63 A small business owner contributes 2000 at the end of eac

6.3

A small business owner contributes $2000 at the end of each quarter to a retirement account that earns 6% compounded quarterly. How long will it be until the account is worth $150,000? (Round your answer UP to the nearest quarter.) _______ quarters Suppose when the account reaches $150,000, the business owner increases the contributions to $7000 at the end of each quarter. What will the total value of the account be after 15 more years? (Round your answer to the nearest dollar.) $ _______

Solution

(a). The formula for computing the future value of an annuity is F = p[(1+r)ⁿ-1]/r where p is the periodic payment, r is the rate of interest per period, n is the number of periods and F is the future value. Here, F = $150000, p = $ 2000, r = (6/100)*(1/4) = 0.015. Let n be the required number of quarters. Then 150000= (2000/0.015) [(1.015)ⁿ-1] or, [(1.015)ⁿ-1] = 150000*0.015/2000 = 1.125 so that (1.015)ⁿ= 1.125+1 = 2.125. Now, on taking logarithm of both the sides, we get n log 1.015 = log 2.123 so that n = log 2.125 /log 1.015 = 0.327358934/0.006466042249= 50.627 or, 51 (on rounding off to the nearest whole number). Thus, the account will be worth $150000 after 51 quarters.

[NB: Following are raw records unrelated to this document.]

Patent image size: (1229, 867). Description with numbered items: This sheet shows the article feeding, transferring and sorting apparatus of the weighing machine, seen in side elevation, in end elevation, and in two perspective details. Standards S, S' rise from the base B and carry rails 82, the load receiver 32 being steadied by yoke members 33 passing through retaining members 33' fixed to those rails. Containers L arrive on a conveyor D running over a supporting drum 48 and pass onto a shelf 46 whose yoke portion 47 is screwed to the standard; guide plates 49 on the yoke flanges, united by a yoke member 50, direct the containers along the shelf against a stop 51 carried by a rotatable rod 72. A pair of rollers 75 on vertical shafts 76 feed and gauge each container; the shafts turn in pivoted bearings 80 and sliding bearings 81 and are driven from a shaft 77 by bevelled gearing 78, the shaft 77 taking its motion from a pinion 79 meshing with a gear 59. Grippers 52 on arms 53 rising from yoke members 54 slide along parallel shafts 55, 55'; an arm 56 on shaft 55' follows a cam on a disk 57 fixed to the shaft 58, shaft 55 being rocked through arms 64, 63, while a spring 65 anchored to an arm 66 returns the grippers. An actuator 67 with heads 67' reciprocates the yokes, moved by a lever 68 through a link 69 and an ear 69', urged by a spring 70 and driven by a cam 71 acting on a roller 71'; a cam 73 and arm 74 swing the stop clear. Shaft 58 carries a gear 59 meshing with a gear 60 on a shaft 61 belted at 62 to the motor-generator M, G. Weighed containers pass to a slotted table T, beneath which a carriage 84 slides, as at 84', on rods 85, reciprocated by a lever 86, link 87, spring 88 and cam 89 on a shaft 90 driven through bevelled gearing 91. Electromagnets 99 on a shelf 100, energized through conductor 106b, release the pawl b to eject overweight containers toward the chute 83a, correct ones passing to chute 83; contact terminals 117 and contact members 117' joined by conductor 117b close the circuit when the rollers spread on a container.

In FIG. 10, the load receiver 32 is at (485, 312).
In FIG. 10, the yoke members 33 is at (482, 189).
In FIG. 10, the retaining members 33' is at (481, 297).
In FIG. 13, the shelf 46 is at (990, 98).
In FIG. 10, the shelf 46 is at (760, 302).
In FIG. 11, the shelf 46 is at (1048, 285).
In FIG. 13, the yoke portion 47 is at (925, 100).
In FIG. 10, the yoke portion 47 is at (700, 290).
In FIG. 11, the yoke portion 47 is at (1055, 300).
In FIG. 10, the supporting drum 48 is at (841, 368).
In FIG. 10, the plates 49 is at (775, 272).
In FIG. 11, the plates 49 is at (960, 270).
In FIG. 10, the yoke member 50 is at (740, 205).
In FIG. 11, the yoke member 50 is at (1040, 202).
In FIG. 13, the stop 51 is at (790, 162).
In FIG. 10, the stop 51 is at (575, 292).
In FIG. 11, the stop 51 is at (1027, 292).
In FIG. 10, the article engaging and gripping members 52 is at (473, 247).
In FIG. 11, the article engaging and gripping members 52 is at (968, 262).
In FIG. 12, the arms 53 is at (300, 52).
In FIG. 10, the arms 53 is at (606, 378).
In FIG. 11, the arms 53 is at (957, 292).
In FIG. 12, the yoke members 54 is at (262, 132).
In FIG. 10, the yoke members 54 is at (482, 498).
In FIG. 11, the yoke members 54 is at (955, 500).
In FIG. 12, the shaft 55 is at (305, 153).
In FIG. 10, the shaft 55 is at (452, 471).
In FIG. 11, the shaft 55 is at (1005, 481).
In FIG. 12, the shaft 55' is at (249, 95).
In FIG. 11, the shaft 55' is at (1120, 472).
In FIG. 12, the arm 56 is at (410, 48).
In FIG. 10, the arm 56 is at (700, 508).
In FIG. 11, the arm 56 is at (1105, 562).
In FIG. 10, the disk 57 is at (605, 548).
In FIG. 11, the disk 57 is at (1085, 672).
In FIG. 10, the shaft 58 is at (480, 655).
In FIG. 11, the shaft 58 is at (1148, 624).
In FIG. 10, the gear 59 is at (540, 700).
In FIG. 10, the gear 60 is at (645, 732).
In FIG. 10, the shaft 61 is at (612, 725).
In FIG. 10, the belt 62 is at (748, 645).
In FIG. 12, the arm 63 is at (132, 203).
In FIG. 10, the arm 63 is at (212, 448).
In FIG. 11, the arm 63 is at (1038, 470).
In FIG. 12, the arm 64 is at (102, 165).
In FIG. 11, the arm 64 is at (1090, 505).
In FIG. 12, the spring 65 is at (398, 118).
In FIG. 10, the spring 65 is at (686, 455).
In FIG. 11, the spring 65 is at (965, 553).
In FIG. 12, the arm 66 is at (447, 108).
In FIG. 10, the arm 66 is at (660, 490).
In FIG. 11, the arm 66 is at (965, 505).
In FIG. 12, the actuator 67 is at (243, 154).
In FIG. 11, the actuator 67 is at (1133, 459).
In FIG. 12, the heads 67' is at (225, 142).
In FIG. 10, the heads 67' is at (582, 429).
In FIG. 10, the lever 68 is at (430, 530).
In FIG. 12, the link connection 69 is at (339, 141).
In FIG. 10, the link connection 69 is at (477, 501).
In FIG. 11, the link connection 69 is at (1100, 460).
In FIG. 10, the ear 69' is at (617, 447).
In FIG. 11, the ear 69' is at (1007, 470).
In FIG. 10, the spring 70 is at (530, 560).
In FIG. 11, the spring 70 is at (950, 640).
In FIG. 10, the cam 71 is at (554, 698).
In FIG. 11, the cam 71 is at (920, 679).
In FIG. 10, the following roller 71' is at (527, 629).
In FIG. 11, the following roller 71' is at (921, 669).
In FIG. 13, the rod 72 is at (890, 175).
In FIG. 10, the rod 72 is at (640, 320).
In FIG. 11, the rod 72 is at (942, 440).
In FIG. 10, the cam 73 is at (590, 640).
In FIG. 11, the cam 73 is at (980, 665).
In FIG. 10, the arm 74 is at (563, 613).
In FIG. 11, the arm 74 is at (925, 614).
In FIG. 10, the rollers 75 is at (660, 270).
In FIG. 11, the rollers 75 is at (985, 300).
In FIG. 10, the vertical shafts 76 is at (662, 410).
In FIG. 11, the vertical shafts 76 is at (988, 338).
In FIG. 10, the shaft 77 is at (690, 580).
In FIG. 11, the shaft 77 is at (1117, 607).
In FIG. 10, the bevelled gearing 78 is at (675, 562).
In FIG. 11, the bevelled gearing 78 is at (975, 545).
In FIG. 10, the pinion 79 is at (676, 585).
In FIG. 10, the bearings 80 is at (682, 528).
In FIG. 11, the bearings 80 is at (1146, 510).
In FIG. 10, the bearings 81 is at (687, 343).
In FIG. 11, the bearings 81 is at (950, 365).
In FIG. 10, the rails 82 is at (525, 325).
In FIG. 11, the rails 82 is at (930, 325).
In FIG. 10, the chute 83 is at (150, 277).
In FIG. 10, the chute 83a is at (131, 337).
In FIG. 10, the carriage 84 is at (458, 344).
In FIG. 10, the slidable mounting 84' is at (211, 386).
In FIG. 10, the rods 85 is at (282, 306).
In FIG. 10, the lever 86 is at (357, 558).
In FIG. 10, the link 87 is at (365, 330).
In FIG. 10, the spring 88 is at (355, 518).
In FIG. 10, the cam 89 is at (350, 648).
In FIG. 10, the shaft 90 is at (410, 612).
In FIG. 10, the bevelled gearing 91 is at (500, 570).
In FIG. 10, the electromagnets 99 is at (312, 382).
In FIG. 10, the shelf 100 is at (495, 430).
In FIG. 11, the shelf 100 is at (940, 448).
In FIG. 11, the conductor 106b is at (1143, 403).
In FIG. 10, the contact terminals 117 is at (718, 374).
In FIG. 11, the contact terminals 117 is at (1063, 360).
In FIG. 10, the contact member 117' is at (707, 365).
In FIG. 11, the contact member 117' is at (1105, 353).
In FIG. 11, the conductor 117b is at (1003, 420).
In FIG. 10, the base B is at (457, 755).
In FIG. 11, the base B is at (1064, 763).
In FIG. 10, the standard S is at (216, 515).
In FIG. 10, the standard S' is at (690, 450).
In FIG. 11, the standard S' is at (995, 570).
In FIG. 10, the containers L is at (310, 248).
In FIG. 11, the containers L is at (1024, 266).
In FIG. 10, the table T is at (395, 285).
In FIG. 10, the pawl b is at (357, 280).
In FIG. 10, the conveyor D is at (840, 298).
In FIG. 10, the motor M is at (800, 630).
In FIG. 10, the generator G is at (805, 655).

(b) The formula for compound interest if F = P(1+r/n)^nt, where, P is the initial amounr/Principal, r is the rate of interest for the period, n is the number of times interest is compounded in an year, t is the number of years and F is the future value. Here, P = $ 150000, r = 0.06, n = 4, and t = 15 so that F = 150000(1+0.06/4)^4*15 = 150000(1.015)⁶⁰ = 150000*2.443219776 = $366482.97 (on rounding off to the nearest cent). Further, the maturity value of an annuity of $ 7000 on the same terms in part(a) above is (7000/0.015)[ (1.015)^15*4-1] =(7000/0.015)*1.443219776= $673502.56 (on rounding off to the nearest cent). Hence, the total value of the account after 15 years will be $366482.97 + $ 673502.56= $ 1039985.53.